1950年ナポリ生まれ。
1976年頃からイタリア映画のヘアスタイリストやメイクアップ・アシスタントとしてクレジットされている。1977年にはディーノ・リージ監督のコメディ″La stanza del vescovo″(1977)でニーロ・ヤコポーニ(Nilo Jacoponi)のアシスタントを担当。また、この時期にファブリツィオ・スフォルツァ(Fabrizio Sforza)のアシスタントも経験している。
1979年、ルチオ・フルチ監督作品『サンゲリア』(1979)のメイクアップ班に参加。ジャンネット・デ・ロッシとマウリツィオ・トラーニのアシスタントとしてゾンビの特殊メイクの応援に付いた[1][2]。
その後、ルチオ・フルチ監督作品の特殊メイク・チームに続けてアシスタントとして参加。『地獄の門』(1980)ではフランコ・ルフィーニ(Franco Rufini)のアシスタントを担当する。当初フルチは『サンゲリア』で組んだジャンネット・デ・ロッシの続投を希望したが、製作会社の都合でホラー映画の経験がないルフィーニが起用された。『サンゲリア』の特殊メイクチームからはアシスタントのプレストピーノのみが続投となった。
続く『ルチオ・フルチの恐怖!黒猫』(1981)と『未来帝国ローマ』(1983)ではフランコ・ディ・ジローラモ(Franco di Girolamo)のアシスタントを担当。『ザ・リッパー』(1982)では大規模なメイクアップ・チームが編成され、マウリツィオ・トラーニ、フランコ・ディ・ジローラモ、後にアカデミー賞を受賞するマンリオ・ロッケッティ及びその弟ルイージ・ロッケッティ(Luigi Rocchetti)とともに特殊メイクを手がけた。
フルチ監督作品以外ではマリーノ・ジローラミ(Marino Girolami)監督の『人間解剖島/ドクター・ブッチャー』(1980)で、マウリツィオ・トラーニのアシスタントを担当する[2]。
1980年にはオーストラリア映画『パトリック』(1978)の続編を勝手に謳ったイタリア映画″Patrick vive ancora″(1980)の特殊メイクを、ヴィンチェンツォ・ナポリ(Vincenzo Napoli)とともに手がける。
1981年にはアンドレア・ビアンキ(Andrea Bianchi)監督作品『ゾンビ3』(1981)の特殊メイクを、アシスタントではなく単独で担当。『地獄の門』で組んだ特殊効果技師のジーノ・デ・ロッシ(Gino de Rossi)と協力しながらゾンビのマスクを制作。殺人シーンの特殊メイクも手がける。低予算で製作されたこの作品はその後、カルト映画として一部に熱狂的なマニアを持つようになる[2]。

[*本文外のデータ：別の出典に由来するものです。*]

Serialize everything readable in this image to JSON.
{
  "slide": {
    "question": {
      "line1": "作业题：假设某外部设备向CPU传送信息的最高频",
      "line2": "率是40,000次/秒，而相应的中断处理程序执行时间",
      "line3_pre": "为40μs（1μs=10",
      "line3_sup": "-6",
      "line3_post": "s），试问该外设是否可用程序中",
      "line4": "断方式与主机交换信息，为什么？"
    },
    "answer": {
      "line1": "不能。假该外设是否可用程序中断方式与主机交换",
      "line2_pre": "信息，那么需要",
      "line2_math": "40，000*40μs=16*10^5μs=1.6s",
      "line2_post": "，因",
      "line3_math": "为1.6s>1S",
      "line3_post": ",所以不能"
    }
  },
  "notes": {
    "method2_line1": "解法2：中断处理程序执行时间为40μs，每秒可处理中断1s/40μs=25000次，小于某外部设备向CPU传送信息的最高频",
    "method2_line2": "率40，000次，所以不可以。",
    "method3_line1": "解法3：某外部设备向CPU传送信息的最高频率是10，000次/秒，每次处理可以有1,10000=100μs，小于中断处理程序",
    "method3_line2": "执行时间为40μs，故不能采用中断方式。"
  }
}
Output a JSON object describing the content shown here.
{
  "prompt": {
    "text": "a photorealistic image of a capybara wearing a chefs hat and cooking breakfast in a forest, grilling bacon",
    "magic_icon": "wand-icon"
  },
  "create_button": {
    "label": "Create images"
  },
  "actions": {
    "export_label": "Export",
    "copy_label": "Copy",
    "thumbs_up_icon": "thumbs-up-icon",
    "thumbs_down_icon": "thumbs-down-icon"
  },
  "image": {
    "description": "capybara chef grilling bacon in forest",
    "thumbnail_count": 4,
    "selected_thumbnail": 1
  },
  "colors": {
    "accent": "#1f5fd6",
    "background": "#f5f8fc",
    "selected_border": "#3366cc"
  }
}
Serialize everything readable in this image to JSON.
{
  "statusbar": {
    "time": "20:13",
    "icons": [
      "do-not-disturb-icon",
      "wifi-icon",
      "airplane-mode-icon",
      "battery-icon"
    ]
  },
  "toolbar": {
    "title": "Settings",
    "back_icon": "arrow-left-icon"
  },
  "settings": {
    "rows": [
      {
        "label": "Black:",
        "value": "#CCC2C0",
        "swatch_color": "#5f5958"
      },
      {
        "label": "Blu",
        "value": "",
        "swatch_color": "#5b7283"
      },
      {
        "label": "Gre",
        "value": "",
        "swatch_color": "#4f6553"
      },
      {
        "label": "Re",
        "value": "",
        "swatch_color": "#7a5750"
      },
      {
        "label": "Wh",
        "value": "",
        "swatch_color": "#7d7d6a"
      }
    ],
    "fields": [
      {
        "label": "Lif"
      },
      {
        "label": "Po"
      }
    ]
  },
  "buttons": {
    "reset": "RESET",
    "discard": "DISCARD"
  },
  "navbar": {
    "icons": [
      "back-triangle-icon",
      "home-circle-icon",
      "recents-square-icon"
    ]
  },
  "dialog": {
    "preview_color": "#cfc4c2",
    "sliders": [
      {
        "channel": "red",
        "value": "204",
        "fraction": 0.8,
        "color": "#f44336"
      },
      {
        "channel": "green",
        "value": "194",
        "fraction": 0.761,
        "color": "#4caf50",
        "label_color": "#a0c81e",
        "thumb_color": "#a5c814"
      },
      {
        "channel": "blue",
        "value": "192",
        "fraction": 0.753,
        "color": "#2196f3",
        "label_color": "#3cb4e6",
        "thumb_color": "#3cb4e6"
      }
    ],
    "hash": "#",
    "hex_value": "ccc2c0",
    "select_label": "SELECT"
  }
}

1985年にはダリオ・アルジェント製作、ランベルト・バーヴァ監督の『デモンズ』(1985)の特殊メイクに参加。特殊メイク班主任のセルジオ・スティヴァレッティに協力して数々のスプラッター・シーンを作り上げた。出演した女優パオラ・コッツォ(Paola Cozzo)のインタビューによると、スティヴァレッティが担当したのは牙や人形の造形であり、デモンズに憑依された顔や手のメイクアップを行ったのはプレストピーノだったという[3]
翌年の『デモンズ2』(1986)ではスティヴァレッティがモンスターの造形・アニマトロニクスなどメカニカルな特殊効果に専念することから、プレストピーノが特殊メイクの主任を勤めた。以降もダリオ・アルジェントのプロデュース作品に参加し、『オペラ座/血の喝采』(1987)、『デモンズ3』(1989)、『デモンズ4』(1990)で特殊メイクを担当する。
1987年には吉川晃司が主演した日伊合作映画『シャタラー』(1987)でメイクアップを担当。
2004年には作家スザンナ・タマーロが監督した映画″Nel mio amore″(2004)でメイクアップを担当。
短編映画″La sceneggiatura″(2006)及び″Amore estremo″(2006)の特殊メイクは息子ディエゴ・プレストピーノとともに担当。ロザリオの死後にローマ国際映画祭など複数の映画祭に出品され、特殊メイク賞を受賞した。
2008年、心臓発作のためローマで死去。享年57。